John Coltrane • Blue Train

Blue Note/Music Matters MMBLP-1577
Single LP



Cannonball Adderley • Somethin' Else

Blue Note/Music Matters MMBST-81595
Single LP



by John Crossett | March 22, 2014

fter spending seven years reissuing some of the most renowned Blue Note jazz titles on 45rpm LPs, with arguably the best sonics ever, Music Matters decided to revisit a dozen titles, most of which they didn’t get to initially, and reissue them as 33rpm LPs. They give these single records the same deluxe treatment as their double-record 45rpm sets. However, each of these titles has been reissued several times, both in analog and digital formats, raising the question as to why you should consider buying yet another copy.

Well, here are some answers. First, there is the music itself: all of it indisputably classic jazz. Both Blue Train and Something' Else were one-offs; neither John Coltrane nor Cannonball Adderley was ever under contract with Blue Note. In Coltrane’s case, he was fulfilling a promise made to Alfred Lion that he’d record an album for him. In Adderley’s case, Miles Davis, his employer at the time, urged Lion to let Adderley record as a leader for the label. The results speak for themselves. These are two of the finest sessions Blue Note ever captured. Both Coltrane and Adderley (plus Davis on Adderley’s album) were in top form. Both had superb rhythm sections: Coltrane had pianist Kenny Drew, bassist Paul Chambers, and drummer "Philly" Joe Jones, along with trombonist Curtis Fuller and trumpeter Lee Morgan assisting on the front line, while Adderley had Hank Jones on piano, Sam Jones on bass, and the great Art Blakey on drums. On star power alone, these two LPs belong in any jazz library.

Then there is the care that has gone into these new versions. You'll first notice the gleaming covers; you won’t find nicer ones anywhere -- and that includes mint originals, if you can afford them. Blue Train looks sharp and authentic, right down to the green spine matching Coltrane’s name on the front. As with Music Matters' 45rpm releases, these covers are gatefolds, the inside area reserved for unpublished session photos that only add to the total package.

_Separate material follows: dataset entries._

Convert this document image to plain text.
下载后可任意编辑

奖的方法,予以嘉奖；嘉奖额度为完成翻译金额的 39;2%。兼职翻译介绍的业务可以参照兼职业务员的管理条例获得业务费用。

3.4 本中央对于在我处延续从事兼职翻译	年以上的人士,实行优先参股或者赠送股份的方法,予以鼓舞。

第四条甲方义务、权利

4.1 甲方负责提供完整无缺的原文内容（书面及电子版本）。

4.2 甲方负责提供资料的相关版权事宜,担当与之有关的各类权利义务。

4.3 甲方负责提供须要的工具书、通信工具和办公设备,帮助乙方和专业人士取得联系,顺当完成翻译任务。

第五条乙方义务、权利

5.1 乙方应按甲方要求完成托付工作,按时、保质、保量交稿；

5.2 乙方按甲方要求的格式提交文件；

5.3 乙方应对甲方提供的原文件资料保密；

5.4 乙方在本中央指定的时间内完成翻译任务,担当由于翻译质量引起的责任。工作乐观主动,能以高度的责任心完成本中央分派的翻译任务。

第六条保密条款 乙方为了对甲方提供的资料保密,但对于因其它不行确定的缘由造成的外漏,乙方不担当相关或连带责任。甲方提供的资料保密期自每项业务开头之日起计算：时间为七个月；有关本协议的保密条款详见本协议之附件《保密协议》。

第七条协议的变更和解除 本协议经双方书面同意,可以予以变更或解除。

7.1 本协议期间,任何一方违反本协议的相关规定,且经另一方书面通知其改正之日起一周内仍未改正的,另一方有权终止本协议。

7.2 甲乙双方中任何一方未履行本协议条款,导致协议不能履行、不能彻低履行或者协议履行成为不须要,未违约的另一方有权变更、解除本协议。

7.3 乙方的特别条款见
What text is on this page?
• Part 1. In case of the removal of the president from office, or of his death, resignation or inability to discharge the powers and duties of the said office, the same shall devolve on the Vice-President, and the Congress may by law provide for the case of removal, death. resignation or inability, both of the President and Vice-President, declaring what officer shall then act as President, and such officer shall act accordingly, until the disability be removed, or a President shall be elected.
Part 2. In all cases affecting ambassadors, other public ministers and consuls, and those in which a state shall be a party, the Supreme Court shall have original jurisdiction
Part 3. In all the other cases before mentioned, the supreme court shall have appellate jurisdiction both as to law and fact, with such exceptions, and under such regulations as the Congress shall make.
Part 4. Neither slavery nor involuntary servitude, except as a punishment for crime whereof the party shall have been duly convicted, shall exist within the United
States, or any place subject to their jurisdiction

But the real reason to buy these albums is if they represent a significant upgrade in sonic terms. Ron Rambach feels that in many ways these 33s are even better than his 45s, thanks to a better understanding of what he and Joe Harley wanted to accomplish in the remastering process, as well as better equipment used this time around. Blue Train is also reissued in mono rather than in the usual stereo. I only have stereo versions of it -- the Classic Records 33 and Acoustic Sounds 45s -- so comparisons are a bit of apples vs. oranges. As good as the Classic Records reissue is, the Music Matters LP is clearly better. The front-line instruments have a fuller, more realistic sound and the rhythm section, especially the bass, is tighter and more articulate. And while you do lose a sense of space that stereo gives, you gain more truthful tone and timbre. Stacked up against the Acoustic Sounds 45s it’s much closer. The 45rpm LPs have space to spare, both overall and around the instruments, but the hard left/right of those early Rudy Van Gelder stereo efforts does detract a bit. With the Music Matters, it feels as if you’re in the studio, whereas the Acoustic Sounds, with that extreme left/right stereo spread, makes disbelief a bit harder to suspend. Truthfully, I wouldn’t want to be without either, thanks to one being in stereo and the other mono.

I have two different stereo copies of Somethin' Else for comparison. The first is the 1997 Capitol Records reissue and the second is a two-song Classic Records 45. There is no comparison between the Capitol and the Music Matters. If the Capitol is the only vinyl copy you own, the Music Matters will seem like a whole new album, letting you hear far deeper into the recording. It will sound like someone took a blanket (or three) off your speakers. Up against the 45, it's again closer, but to my ears the Music Matters wins again. The Classic 45 is softer, Davis's trumpet sounding a tad muffled and losing some of its sharp, brassy quality. Jones's bass is not as clearly a part of the ensemble on the 45. On the Music Matters LP, the dynamics are improved, with Adderley’s alto sax and Davis’s trumpet practically leaping from the speakers.

Granted, I don’t have originals (as is the case for most of us not named Trump), but given the advancements in remastering technology, I’d venture to say these Music Matters LPs come closer to the master tapes than even the originals, because they are not limited by the equipment, both for mastering and playback. So here we find the final and best reason to consider re-buying these albums: the Music Matters LPs just plain sound better, bringing you closer to the master tapes, giving you a greater feeling of being in the same space as the musicians.

If you love this music, as I do, you don't need much of a reason to purchase these title again, but in this case you get your money's worth and then some. While I'm sure there will be more attempts to reissue these LPs, I doubt any of them will improve upon what's been done here.